Samaeul gets new life in China
“I’m finally reaping the harvest I’ve sown for the past five years,” he said.
His work with Chinese villages began five years ago at the request of the Chinese government. In July 1996, at the China-Korea Science Technology and Economy Exchange Conference in Beijing, China requested Korea’s support in renovating its farming practices. In April 2001, a joint project was started between Korea’s Northeast Asia Foundation for Education and Culture and China’s Association for Science & Technology. The foundation recruited Mr. Jeong to train Chinese officials. Working with one expert in agriculture, he educated 7,700 Chinese farmers and public servants over 31 sessions.

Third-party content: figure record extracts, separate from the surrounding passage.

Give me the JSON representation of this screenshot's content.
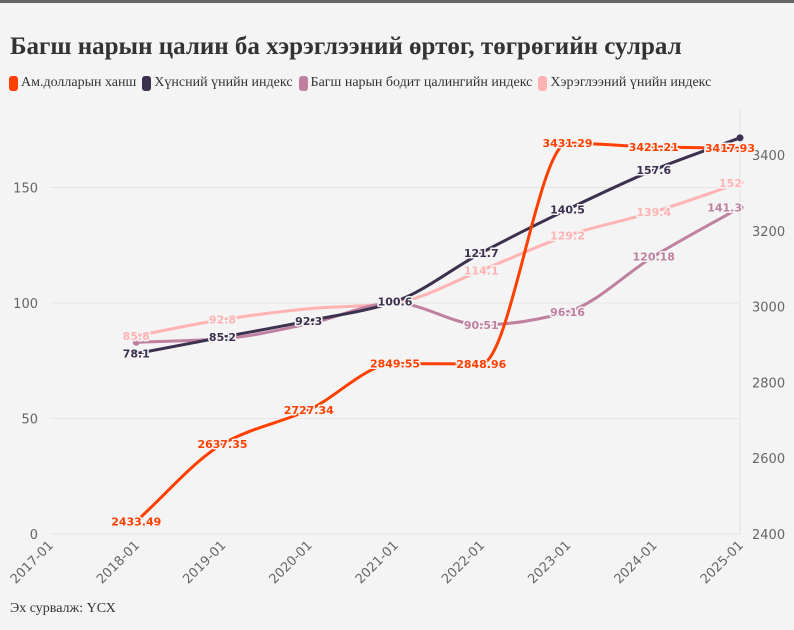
{
  "title": "Багш нарын цалин ба хэрэглээний өртөг, төгрөгийн сулрал",
  "source": "Эх сурвалж: ҮСХ",
  "chart_data": {
    "type": "line",
    "x": [
      "2017-01",
      "2018-01",
      "2019-01",
      "2020-01",
      "2021-01",
      "2022-01",
      "2023-01",
      "2024-01",
      "2025-01"
    ],
    "left_axis": {
      "range": [
        0,
        175
      ],
      "ticks": [
        0,
        50,
        100,
        150
      ]
    },
    "right_axis": {
      "range": [
        2400,
        3500
      ],
      "ticks": [
        2400,
        2600,
        2800,
        3000,
        3200,
        3400
      ]
    },
    "grid": true,
    "legend": "top-left",
    "series": [
      {
        "name": "Ам.долларын ханш",
        "axis": "right",
        "color": "#ff4000",
        "values": [
          null,
          2433.49,
          2637.35,
          2727.34,
          2849.55,
          2848.96,
          3431.29,
          3421.21,
          3417.93
        ],
        "labels": [
          null,
          "2433.49",
          "2637.35",
          "2727.34",
          "2849.55",
          "2848.96",
          "3431.29",
          "3421.21",
          "3417.93"
        ]
      },
      {
        "name": "Хүнсний үнийн индекс",
        "axis": "left",
        "color": "#3d3150",
        "values": [
          null,
          78.1,
          85.2,
          92.3,
          100.6,
          121.7,
          140.5,
          157.6,
          171.5
        ],
        "labels": [
          null,
          "78.1",
          "85.2",
          "92.3",
          "100.6",
          "121.7",
          "140.5",
          "157.6",
          null
        ]
      },
      {
        "name": "Багш нарын бодит цалингийн индекс",
        "axis": "left",
        "color": "#c0809f",
        "values": [
          null,
          83,
          84.5,
          91,
          100,
          90.51,
          96.16,
          120.18,
          141.3
        ],
        "labels": [
          null,
          null,
          null,
          null,
          null,
          "90.51",
          "96.16",
          "120.18",
          "141.3"
        ]
      },
      {
        "name": "Хэрэглээний үнийн индекс",
        "axis": "left",
        "color": "#ffb3b3",
        "values": [
          null,
          85.8,
          92.8,
          97.5,
          100,
          114.1,
          129.2,
          139.4,
          152
        ],
        "labels": [
          null,
          "85.8",
          "92.8",
          null,
          null,
          "114.1",
          "129.2",
          "139.4",
          "152"
        ]
      }
    ]
  }
}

Mr. Jeong has continued to visit rural villages and go ahead with the training programs, even when SARS (severe acute respiratory syndrome) swept through Guangdong in 2002. He says he was often asked why he is so passionate about something he wasn’t being compensated for. He says he replied, “The key to the Saemaeul Movement’s success in the ’70s was the large number of leaders who devoted themselves to the movement without compensation. As long as you have such people, this movement will never fail.” The Chinese government recognizes his passion and has asked him to extend his contract for five more years.
Mr. Jeong has spent his life reviving farming villages. A native of Jeonju, North Jeolla province, he grew up on a farm and went on to participate in agriculture movements when he studied economics at Seoul National University. Upon graduating, he joined the National Agricultural Cooperative Federation, where he worked until 1980, the year the National Council of Saemaeul Movements was established. He wanted to train effective leaders for the movement, and began working for the Central Training Institute of the New Village Movement, affiliated with the council.
Wanting to play an active role in the Saemaeul Movement, he opened “Darimwon,” a large farm in the mountains of Yesan, South Chungcheong province in 1985. He was the head of the Central Training Institute in Seongnam, Gyeonggi province, but every weekend, he would travel to his farm to plant and take care of his fruit trees. In 1994, he and his wife finally listed the farm as their residence. The couple still live on the farm, growing maesil (green plum), walnut, bellflower and deodeok (a root plant that looks like ginseng). They prefer to handle all the farming tasks themselves, except during the harvest season.
“These days, when there’s flood damage, you find farmers who sit back and rely on the government to repair their fields,” Mr. Jeong said. “It’s unfortunate that Saemaeul’s motto of ‘diligence, self-help and cooperation’ seems to be disappearing.”